The team at Gizmodo has performed a bunch of tests on the new iPad 3G to see how it performs in a number of categories of interest to consumers and the user experience. Some surprising results were obtained. Read on to find out.
3G Speed Tests
The real story with iPad 3G isn’t the numbers, which you can probably predict. The iPad’s 3G speeds are solid, great even, and the gulf between loading pages over Wi-Fi and 3G is predictably vast. But even though the performance of the iPad and the 3GS over the same AT&T 3G network were almost identical, the iPad felt slow, mainly because of how much faster the iPad’s CPU can render pages. It was waiting for data that was just trickling in.
Still, it’s totally usable, and nothing quite beats the feeling of ubiquitous internet on a device like this.
We used the same battery of tests we used in our coast-to-coast mega 3G test: Speedtest.net’s iPhone app, for raw bandwidth and latency; the Hubble image index at Wikipedia, and Gizmodo for pageload; and Wikimedia’s Abell 2667 galaxy cluster photo, a 7.48MB JPEG. Between each page test, the browser cache and history is cleared. In terms of reception, signal strength has seemed equal to an iPhone 3GS at all times.
Like in our most recent nationwide 3G tests, AT&T beat the competition—in this case a Verizon MiFi, one alternative way to deliver 3G data to an iPad—in raw numbers. However, actual pageloads told a slightly different story.
The GPS results surprised us in a different way. We compared the iPad 3G to an iPhone 3GS via Google Maps, for the most fair possible comparison. First, standing outside, and then racing downtown in a cab at 30MPH.
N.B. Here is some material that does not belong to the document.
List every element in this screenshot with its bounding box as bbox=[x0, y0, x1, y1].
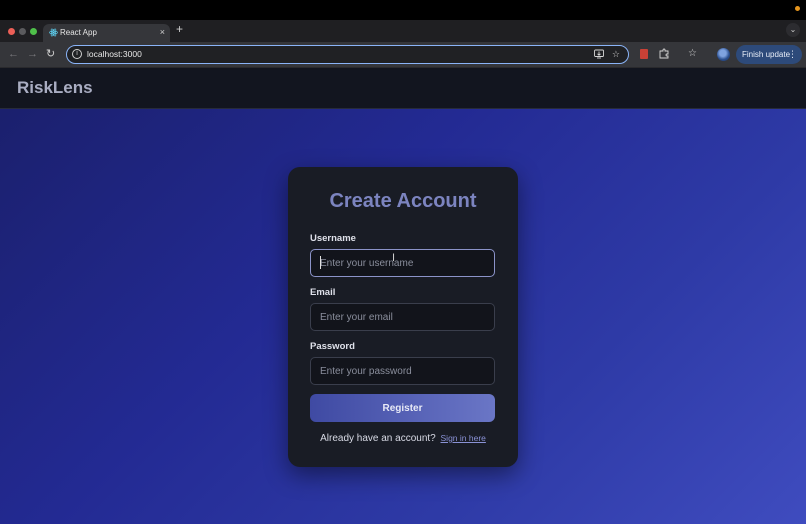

While the iPad was much slower to pull a final GPS lock than the 3GS running iPhone OS 4.0 Beta 1—20 seconds to around 5—the relative turtle wins the more important race in the end. During our 15 minute drive, the iPad’s GPS was more accurate and consistent, tracking our progress totally smoothly and nearly instantaneously, while the iPhone occasionally fell behind, and jumped forward to catch up (not to mention losing a lock entirely a couple times). The conclusion we came to is that the iPad is slower to lock, but the lock is stronger. And when the iPad gets its own firmware update this fall, the GPS enhancement featured in the latest OS will hopefully benefit this as well.
It’s not a totally indicative test of the iPad’s GPS in some ways, because when it comes to navigation the iPad will obviously be used in completely different contexts than an phone—and because we don’t have our hands on a true navigator app for the iPad yet—but it’s interesting to note nonetheless. Still, this big tablet is as roadworthy as it needs to be, good news for when iPad car mounts go mainstream.
Signing up for 3G—at least over 3G—was weirdly agonizing. The boxes would sometimes seem unresponsive, and you have to create a new account, which I’m not entirely sure what’s tied to: your AT&T account? some Apple account? the ether? Here’s the rundown of the final details on the 3G plan, including the slightly annoying fact that the monthly fees are ongoing—you can’t pay for just one unlimited month or just 250MB, a la carte, as previously presumed. You have to cancel and re-enroll, every single time.
YouTube, noticeably crappier on 3G, which is jarring when they’re embedded in such a sharply rendered page. Netflix works over 3G, but it’s crappy lookin, like YouTube. ABC’s player refuses to play videos over 3G. We’ll see what other apps are picky about your connection through the weekend.